Reste la question du contrôle des investissements. Comment s’assurer que l’argent emprunté par l’État serve bien à financer la transition écologique et non les énergies fossiles, par exemple ?

Nicolas Dufrêne : L’État a commencé à travailler sur des critères d’évaluation des budgets avec une classification en fonction de l’impact écologique. Mais le ministère des Finances lui-même reconnaît que le système est à affiner.
Il faudrait surtout renforcer les dispositifs de contrôle sur le terrain. Notamment dans les Directions régionales de l’environnement, de l’aménagement et du logement (DREAL) et dans les autres services territoriaux déconcentrés de l’État, qui disposent d’ingénieurs publics et de personnels qualifiés capables d’agir sur cette notion de contrôle. Mais il faudrait là aussi que l’État investisse pour recruter et former ces personnels compétents et qu’il aide les structures privées à développer aussi leurs compétences.

La position de Mon Quotidien Autrement :

Il y a urgence à ce que les États en Europe s’endettent massivement auprès de la Banque centrale européenne afin de mener en parallèle deux plans d’investissement :

  • Un plan d’investissement à court terme permettant de limiter la casse économique et sociale liée à la crise sanitaire ;
  • Un plan d’investissement à long terme permettant de créer une nouvelle dynamique autour de la transition écologique. Ce plan à long terme devra être mis en œuvre par des experts territoriaux rémunérés par l’État et compétents dans les différents domaines d’action (agro écologie, économie circulaire, transports en commun, rénovation énergétique des bâtiments …)

En France, notre situation financière actuelle nous le permet. Il faut juste de l’audace, se lancer et s’assurer que l’argent arrive entre les bonnes mains !

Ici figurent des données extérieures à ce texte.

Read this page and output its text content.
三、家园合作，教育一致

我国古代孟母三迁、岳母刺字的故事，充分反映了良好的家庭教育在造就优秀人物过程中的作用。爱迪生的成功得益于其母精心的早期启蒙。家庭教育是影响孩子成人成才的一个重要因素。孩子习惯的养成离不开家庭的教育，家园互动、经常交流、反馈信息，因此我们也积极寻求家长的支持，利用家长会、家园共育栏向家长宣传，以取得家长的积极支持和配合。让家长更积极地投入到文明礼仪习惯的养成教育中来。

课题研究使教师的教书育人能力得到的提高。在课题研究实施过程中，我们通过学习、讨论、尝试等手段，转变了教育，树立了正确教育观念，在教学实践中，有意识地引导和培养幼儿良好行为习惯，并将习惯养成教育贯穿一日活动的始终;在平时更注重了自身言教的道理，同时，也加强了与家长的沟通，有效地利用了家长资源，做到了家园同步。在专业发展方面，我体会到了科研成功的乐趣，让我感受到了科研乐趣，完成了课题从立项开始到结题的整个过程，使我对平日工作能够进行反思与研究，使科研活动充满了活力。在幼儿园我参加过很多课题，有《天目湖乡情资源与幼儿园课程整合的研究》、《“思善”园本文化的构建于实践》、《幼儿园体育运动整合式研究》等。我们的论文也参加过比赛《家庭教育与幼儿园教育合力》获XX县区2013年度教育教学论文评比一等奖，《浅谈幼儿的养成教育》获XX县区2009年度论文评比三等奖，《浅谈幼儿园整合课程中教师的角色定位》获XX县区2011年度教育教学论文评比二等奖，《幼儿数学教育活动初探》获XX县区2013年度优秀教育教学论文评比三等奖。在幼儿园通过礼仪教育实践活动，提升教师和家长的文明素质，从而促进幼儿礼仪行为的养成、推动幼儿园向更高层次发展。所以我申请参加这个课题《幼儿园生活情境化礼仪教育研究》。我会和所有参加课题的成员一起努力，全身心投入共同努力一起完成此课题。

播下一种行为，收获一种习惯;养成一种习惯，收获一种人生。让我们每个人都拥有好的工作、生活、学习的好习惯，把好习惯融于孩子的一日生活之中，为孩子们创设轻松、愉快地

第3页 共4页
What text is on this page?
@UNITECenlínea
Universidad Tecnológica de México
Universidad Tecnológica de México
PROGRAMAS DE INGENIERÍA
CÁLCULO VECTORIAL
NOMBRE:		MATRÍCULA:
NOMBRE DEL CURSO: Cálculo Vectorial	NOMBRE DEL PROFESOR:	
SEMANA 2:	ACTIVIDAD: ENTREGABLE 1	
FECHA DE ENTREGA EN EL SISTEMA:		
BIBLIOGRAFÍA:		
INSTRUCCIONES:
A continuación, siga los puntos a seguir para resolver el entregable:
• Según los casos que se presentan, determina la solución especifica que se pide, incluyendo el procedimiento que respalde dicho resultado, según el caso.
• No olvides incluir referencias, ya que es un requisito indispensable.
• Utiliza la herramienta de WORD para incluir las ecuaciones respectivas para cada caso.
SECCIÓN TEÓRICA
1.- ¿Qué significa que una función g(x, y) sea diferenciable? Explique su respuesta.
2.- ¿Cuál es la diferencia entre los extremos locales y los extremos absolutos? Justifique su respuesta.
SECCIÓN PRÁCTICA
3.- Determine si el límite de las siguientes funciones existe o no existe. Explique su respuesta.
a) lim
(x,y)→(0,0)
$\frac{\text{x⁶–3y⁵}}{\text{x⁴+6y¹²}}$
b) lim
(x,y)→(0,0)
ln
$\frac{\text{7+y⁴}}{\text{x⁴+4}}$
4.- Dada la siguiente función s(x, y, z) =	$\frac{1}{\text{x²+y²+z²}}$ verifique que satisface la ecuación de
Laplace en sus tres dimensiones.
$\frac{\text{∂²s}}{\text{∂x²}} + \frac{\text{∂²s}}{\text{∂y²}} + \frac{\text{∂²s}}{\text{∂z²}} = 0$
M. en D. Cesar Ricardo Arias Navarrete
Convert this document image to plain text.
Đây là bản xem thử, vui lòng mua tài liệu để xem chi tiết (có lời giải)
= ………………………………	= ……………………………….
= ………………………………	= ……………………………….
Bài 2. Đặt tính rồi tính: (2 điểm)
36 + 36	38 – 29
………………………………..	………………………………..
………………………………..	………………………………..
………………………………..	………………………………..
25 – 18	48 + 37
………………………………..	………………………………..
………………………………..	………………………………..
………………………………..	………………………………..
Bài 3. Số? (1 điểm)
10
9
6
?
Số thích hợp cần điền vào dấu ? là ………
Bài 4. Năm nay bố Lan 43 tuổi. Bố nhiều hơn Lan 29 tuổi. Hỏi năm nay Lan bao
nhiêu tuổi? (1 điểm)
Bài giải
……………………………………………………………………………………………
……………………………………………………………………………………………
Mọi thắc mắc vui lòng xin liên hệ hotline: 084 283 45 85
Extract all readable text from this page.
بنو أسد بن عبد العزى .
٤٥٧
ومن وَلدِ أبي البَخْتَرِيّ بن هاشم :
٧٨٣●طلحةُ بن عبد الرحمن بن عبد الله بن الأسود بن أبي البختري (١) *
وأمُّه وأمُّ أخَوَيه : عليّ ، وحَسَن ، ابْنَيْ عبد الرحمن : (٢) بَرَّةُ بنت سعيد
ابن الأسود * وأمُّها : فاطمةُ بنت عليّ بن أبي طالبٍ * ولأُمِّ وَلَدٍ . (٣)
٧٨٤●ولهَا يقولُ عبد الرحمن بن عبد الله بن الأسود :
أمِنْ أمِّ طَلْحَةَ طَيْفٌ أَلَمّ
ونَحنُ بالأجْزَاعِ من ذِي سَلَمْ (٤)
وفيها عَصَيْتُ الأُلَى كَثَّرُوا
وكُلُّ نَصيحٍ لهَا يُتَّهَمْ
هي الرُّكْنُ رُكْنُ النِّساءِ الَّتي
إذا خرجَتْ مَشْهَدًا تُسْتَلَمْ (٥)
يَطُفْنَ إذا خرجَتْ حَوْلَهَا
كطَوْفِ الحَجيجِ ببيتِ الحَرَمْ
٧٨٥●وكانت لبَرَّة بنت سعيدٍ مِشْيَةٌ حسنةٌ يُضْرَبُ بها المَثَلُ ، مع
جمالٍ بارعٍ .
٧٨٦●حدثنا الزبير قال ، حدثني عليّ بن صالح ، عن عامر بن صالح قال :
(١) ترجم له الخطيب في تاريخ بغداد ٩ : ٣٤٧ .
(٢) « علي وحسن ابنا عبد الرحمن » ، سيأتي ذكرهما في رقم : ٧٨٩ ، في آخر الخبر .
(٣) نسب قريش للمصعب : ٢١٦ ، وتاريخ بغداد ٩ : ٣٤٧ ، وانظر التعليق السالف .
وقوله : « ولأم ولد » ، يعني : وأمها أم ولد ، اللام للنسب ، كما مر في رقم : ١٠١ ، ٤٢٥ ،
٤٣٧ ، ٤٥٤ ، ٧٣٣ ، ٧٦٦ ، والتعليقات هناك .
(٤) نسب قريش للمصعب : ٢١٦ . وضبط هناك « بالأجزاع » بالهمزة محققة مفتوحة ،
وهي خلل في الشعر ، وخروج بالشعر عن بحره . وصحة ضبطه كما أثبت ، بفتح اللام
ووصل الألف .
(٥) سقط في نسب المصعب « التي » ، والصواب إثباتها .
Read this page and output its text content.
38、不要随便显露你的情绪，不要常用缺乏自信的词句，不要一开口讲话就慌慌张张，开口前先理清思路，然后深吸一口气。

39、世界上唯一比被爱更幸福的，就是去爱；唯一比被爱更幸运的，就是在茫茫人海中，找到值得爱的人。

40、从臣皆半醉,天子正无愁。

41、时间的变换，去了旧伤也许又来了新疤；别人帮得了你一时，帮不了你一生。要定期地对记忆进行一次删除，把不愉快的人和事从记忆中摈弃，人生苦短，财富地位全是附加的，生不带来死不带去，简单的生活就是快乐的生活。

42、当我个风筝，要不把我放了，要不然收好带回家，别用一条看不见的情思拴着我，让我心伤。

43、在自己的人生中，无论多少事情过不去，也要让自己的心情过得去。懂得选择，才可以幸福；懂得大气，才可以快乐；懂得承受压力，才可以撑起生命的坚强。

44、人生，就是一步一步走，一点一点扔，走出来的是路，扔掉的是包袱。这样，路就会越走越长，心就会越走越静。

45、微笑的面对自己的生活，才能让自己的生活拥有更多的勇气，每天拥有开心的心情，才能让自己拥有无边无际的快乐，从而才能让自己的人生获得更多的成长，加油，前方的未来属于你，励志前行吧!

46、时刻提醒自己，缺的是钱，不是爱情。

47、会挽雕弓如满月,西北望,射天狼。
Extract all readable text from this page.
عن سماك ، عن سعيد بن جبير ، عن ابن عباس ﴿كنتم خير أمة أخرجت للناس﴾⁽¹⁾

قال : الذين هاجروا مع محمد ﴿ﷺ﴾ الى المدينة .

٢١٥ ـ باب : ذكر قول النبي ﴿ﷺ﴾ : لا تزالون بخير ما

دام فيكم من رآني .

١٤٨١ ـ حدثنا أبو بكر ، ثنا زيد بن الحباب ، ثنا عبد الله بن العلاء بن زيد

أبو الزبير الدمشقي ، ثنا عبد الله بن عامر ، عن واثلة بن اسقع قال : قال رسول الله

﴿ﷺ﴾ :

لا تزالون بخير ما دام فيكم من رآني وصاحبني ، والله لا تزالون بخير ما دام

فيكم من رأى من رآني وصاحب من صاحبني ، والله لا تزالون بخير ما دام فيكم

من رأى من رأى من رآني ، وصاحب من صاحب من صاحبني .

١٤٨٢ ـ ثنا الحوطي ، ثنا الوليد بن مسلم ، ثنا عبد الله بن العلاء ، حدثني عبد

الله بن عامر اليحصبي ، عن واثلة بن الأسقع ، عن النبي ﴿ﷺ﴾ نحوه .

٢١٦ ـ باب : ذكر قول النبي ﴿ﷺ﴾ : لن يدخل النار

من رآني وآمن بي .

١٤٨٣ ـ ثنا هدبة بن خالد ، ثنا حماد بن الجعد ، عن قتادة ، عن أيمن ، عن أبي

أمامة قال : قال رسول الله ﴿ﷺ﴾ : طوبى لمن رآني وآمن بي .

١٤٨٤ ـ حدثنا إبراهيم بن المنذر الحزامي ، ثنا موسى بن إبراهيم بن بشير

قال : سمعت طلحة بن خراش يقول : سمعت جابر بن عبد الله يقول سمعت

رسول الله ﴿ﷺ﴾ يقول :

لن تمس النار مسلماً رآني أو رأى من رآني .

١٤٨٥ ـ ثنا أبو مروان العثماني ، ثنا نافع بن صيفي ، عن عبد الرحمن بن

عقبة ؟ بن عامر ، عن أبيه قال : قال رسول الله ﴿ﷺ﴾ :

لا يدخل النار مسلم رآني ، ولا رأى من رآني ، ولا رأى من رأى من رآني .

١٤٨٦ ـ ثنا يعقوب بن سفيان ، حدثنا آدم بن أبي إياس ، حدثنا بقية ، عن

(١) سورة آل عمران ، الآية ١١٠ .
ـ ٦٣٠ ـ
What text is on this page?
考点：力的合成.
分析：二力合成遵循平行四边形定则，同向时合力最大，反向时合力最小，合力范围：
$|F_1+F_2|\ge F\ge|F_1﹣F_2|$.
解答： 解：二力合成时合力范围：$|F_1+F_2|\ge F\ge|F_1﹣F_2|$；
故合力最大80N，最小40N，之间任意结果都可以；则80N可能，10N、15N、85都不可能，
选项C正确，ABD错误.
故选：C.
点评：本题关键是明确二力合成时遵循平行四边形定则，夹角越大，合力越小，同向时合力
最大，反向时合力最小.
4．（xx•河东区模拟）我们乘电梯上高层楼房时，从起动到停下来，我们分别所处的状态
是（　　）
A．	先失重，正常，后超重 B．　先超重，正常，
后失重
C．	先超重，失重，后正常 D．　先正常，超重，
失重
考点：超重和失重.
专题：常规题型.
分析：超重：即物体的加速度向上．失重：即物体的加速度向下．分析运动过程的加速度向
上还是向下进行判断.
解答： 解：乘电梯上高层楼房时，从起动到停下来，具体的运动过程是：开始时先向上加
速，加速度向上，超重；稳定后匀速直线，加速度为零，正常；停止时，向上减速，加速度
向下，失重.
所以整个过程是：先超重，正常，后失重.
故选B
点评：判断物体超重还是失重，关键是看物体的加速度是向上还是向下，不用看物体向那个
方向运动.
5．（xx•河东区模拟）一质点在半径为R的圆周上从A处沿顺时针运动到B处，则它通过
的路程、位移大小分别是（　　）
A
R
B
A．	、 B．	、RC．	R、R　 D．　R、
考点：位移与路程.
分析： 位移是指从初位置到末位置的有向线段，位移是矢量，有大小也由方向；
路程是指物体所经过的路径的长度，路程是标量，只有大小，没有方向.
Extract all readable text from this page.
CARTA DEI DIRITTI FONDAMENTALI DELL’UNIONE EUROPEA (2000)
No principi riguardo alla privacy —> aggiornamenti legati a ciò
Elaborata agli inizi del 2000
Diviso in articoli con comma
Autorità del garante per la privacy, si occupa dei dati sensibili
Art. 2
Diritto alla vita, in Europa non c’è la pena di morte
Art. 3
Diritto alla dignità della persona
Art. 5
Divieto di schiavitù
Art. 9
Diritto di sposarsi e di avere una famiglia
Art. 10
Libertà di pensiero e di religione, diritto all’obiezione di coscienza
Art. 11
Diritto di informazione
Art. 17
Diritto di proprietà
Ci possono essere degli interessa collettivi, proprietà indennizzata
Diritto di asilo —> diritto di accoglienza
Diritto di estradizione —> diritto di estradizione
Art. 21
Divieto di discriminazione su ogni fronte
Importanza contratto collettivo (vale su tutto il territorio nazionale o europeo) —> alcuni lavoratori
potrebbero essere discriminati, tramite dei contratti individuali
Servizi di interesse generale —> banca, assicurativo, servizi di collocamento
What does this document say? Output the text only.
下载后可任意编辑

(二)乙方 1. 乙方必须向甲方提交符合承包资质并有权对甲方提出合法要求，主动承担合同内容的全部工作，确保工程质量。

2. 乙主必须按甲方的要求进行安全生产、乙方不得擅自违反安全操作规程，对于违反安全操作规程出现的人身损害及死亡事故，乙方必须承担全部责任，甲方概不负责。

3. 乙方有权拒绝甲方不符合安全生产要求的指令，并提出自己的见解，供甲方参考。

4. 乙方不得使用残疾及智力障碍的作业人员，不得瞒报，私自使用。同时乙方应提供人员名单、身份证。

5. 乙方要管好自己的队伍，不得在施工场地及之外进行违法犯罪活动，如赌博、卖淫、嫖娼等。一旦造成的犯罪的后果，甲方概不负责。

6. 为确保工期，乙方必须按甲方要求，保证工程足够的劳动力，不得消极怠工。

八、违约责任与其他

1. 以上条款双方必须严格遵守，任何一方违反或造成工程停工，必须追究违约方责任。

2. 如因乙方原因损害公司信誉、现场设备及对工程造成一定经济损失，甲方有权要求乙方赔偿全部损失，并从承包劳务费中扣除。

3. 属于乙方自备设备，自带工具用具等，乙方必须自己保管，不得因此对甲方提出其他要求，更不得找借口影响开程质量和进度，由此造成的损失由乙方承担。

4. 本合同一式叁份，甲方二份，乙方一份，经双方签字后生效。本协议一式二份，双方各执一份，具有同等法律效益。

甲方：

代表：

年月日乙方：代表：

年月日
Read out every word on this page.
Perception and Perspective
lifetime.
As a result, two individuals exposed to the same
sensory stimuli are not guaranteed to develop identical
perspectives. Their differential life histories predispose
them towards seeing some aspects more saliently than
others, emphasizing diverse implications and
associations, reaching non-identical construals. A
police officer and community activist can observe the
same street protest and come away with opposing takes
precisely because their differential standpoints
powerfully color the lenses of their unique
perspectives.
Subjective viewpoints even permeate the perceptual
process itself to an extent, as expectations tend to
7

Et nous citoyens, comment pouvons-nous agir ?

Nous pouvons agir en votant pour les personnes qui oseront enfin mettre tout l’argent nécessaire sur la table pour construire une France et une Europe différentes, plus écologiques, plus éthiques et respectueuses du bien commun. En 10 ans, ces plans permettront la création de nouveaux emplois, d’une nouvelle dynamique tout en préservant la planète pour les générations suivantes.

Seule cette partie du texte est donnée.